Мамако не попыталась его остановить. Она просто отпустила. Ощущение внутри – как после ампутации: фантомная боль на месте отрезанной части души.
"Почему мне так больно?" – билось в висках Масато. Она отступила. Я должен радоваться! Но была только пустота и холод. Как будто украли последнее тепло в этом мире.
Мамако сжала руки так, что ногти впились в ладони, оставляя кровавые полумесяцы. Я не имею права. Не права желать. Не права страдать. Не права любить его… так. Но она будет. Любить. Защищать. Молча. Невидимо. Ядовито.
____________________
Попытка Нормальности: Перед тем как двигаться дальше Мамако спросила сына о то, что он знает об "исекаях".
Они сидели друг напротив друга на берегу, разделенные несколькими метрами колючей тишины. Масато ткнул палкой в мох, его голос звучал плоским, лишенным жизни:
— В таких мирах… бывают статусы, характеристики. Сила. Ловкость. Интелект. — Он чертил линии, избегая ее взгляда, как огня.
Мамако сидела, подтянув колени к груди, её пальцы нервно крутили и рвали прядь волос. Она пыталась поймать его взгляд, найти щель в его броне.
— А у нас… — Она сделала резкий жест рукой, будто пытаясь нащупать невидимое меню, и тут же сжала ее в кулак, словно поймав себя на краже. — Ничего? Никаких… подсказок?

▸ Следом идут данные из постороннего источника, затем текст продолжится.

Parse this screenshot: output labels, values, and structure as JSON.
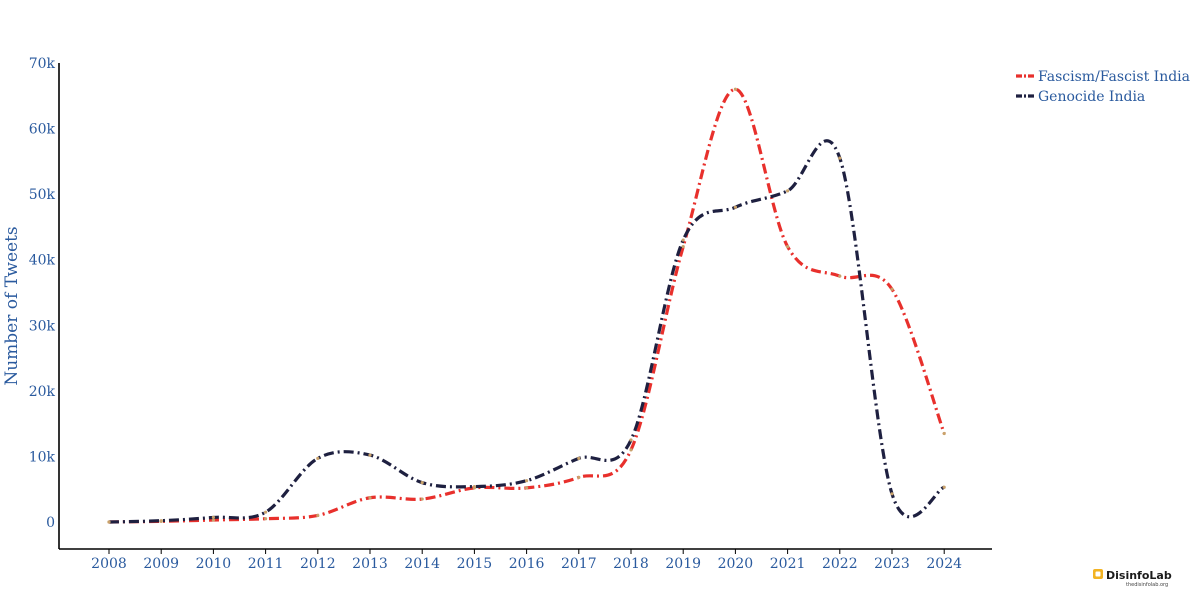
{
  "chart_data": {
    "type": "line",
    "title": "",
    "xlabel": "",
    "ylabel": "Number of Tweets",
    "ylim": [
      -4000,
      70000
    ],
    "x": [
      "2008",
      "2009",
      "2010",
      "2011",
      "2012",
      "2013",
      "2014",
      "2015",
      "2016",
      "2017",
      "2018",
      "2019",
      "2020",
      "2021",
      "2022",
      "2023",
      "2024"
    ],
    "yticks": [
      0,
      10000,
      20000,
      30000,
      40000,
      50000,
      60000,
      70000
    ],
    "ytick_labels": [
      "0",
      "10k",
      "20k",
      "30k",
      "40k",
      "50k",
      "60k",
      "70k"
    ],
    "grid": false,
    "legend_position": "top-right",
    "series": [
      {
        "name": "Fascism/Fascist India",
        "color": "#e8302c",
        "values": [
          0,
          100,
          300,
          500,
          1000,
          3700,
          3500,
          5200,
          5200,
          6800,
          11000,
          42000,
          66000,
          42000,
          37500,
          35500,
          13500
        ]
      },
      {
        "name": "Genocide India",
        "color": "#1e2040",
        "values": [
          0,
          200,
          700,
          1500,
          9700,
          10200,
          6000,
          5400,
          6300,
          9700,
          12500,
          43000,
          48000,
          50500,
          55500,
          4300,
          5300
        ]
      }
    ]
  },
  "logo": {
    "name": "DisinfoLab",
    "url": "thedisinfolab.org"
  }
}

— Здесь другие правила, — отрезал Масато, ткнув палкой особенно яростно.
Тишина повисла, тяжелая и неловкая, как гиря на шее. Только стрекот цикад резал воздух.
— Тогда… — Мамако насильно разжала кулак. — Что нам… что нам нужно изучить в первую очередь? — Она избежала слова "класс". Оно звучало слишком… игриво. Не для них. Не после.
Масато наконец поднял глаза. Взгляд был пустым, выжженным. — То, что не даст нам умереть. Быстро.
Её губы дрогнули. Старые слова вертелись на языке: Мы справимся, сынок. Вместе. Но они застряли, отравленные вчерашним и сегодняшним. Вместо них – лишь короткий, безжизненный кивок.
Хруст ветки. Резкий. Близкий. Прямо за водопадом.
Они замерли синхронно, как единый организм, пораженный током. Дыхание обоих перехватило в один миг. Масато взметнулся на ноги, рука мгновенно схватилась за рукоять ржавого кинжала. Мамако осталась на корточках, но вся ее фигура преобразилась – спина выпрямилась в тугую струну, мышцы вздулись под тканью, взгляд метнулся к источнику звука, острый и смертоносный.
Из-за падающей воды, грубо раздвигая папоротники и мокрые лозы, вывалилось оно – живая гора грязно-бурой шкуры и мышц, покрытых струпьями и колючими наростами. Маленькие, злобно-желтые глазки метнулись по берегу, остановившись на них. Клыки, длинные и обломанные, обнажились в немом, слюнявом оскале.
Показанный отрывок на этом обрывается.